Of the 54 households, 20.4% of which had children under the age of 18 living with them, 61.1% were married couples living together, 3.7% were cohabitating couples, 14.8% had a female householder with no spouse or partner present and 20.4% had a male householder with no spouse or partner present. 25.9% of all households were non-families. 24.1% of all households were made up of individuals, 11.1% had someone living alone who was 65 years old or older.

The median age in the city was 55.4 years. 10.8% of the residents were under the age of 20; 1.7% were between the ages of 20 and 24; 18.3% were from 25 and 44; 40.8% were from 45 and 64; and 28.3% were 65 years of age or older. The gender makeup of the city was 50.0% male and 50.0% female.

===2010 census===
As of the census of 2010, there were 135 people, 54 households, and 39 families living in the city. The population density was 363.9 PD/sqmi. There were 57 housing units at an average density of 153.6 /sqmi. The racial makeup of the city was 97.0% White, 2.2% from other races, and 0.7% from two or more races. Hispanic or Latino of any race were 3.0% of the population.

There were 54 households, of which 29.6% had children under the age of 18 living with them, 59.3% were married couples living together, 7.4% had a female householder with no husband present, 5.6% had a male householder with no wife present, and 27.8% were non-families. 22.2% of all households were made up of individuals, and 11.1% had someone living alone who was 65 years of age or older. The average household size was 2.50 and the average family size was 2.87.

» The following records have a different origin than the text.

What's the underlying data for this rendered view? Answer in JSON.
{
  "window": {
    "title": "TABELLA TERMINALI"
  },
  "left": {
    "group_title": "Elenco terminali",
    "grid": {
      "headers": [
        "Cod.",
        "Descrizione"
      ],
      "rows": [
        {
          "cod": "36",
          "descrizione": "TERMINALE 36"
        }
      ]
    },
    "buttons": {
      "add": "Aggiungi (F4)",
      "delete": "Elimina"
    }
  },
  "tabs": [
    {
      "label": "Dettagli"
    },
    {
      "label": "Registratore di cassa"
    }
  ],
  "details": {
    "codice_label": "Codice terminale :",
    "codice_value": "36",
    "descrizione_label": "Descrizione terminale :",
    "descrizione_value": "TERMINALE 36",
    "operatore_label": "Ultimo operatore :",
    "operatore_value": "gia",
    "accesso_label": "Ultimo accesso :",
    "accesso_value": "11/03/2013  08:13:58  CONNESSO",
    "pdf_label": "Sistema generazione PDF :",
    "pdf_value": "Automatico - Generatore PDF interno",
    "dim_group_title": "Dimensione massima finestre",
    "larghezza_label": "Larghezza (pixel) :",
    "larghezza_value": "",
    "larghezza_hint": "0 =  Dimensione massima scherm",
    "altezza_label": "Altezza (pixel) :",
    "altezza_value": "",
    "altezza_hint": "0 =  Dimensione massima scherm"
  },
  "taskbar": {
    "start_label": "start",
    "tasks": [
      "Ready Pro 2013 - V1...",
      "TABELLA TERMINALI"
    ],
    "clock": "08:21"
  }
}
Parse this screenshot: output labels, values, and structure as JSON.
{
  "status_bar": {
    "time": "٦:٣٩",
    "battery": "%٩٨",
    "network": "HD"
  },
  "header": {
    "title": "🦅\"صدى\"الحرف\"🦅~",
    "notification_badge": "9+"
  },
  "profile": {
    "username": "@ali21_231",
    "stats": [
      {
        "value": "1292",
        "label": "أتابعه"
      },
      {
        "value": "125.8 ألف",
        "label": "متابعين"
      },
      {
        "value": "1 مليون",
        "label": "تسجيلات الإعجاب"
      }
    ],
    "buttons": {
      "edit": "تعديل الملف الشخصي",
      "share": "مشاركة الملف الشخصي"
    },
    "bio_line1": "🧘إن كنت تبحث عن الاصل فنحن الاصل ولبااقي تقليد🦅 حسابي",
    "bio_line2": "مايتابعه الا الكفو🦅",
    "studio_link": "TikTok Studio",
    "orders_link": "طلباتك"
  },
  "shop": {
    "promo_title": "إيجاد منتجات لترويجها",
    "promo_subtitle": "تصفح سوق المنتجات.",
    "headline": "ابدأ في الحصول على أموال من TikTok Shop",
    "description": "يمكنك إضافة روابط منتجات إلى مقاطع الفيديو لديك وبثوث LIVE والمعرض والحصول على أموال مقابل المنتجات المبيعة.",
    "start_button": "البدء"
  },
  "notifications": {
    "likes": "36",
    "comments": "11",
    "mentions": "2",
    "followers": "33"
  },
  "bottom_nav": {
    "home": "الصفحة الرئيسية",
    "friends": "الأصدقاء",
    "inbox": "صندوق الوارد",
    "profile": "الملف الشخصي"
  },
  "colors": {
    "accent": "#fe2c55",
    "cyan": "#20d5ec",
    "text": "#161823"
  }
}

The median age in the city was 44.3 years. 23.7% of residents were under the age of 18; 6.7% were between the ages of 18 and 24; 20.7% were from 25 to 44; 33.3% were from 45 to 64; and 15.6% were 65 years of age or older. The gender makeup of the city was 51.9% male and 48.1% female.

===2000 census===
As of the census of 2000, there were 140 people, 53 households, and 41 families living in the city. The population density was 383.6 PD/sqmi. There were 53 housing units at an average density of 145.2 /sqmi. The racial makeup of the city was 100.00% White.

There were 53 households, out of which 30.2% had children under the age of 18 living with them, 69.8% were married couples living together, 7.5% had a female householder with no husband present, and 20.8% were non-families. 18.9% of all households were made up of individuals, and 7.5% had someone living alone who was 65 years of age or older. The average household size was 2.64 and the average family size was 3.05.

In the city, the population was spread out, with 22.9% under the age of 18, 10.0% from 18 to 24, 27.9% from 25 to 44, 17.1% from 45 to 64, and 22.1% who were 65 years of age or older. The median age was 39 years. For every 100 females, there were 109.0 males. For every 100 females age 18 and over, there were 111.8 males.

The median income for a household in the city was $39,750, and the median income for a family was $42,000. Males had a median income of $32,083 versus $16,477 for females. The per capita income for the city was $15,369. There were none of the families and 0.7% of the population living below the poverty line, including no under eighteens and 5.3% of those over 64.

==Education==
Dubuque Community School District operates local schools covering St. Donatus and areas to the north and west, while Bellevue Community School District operates local area schools covering areas to the southeast.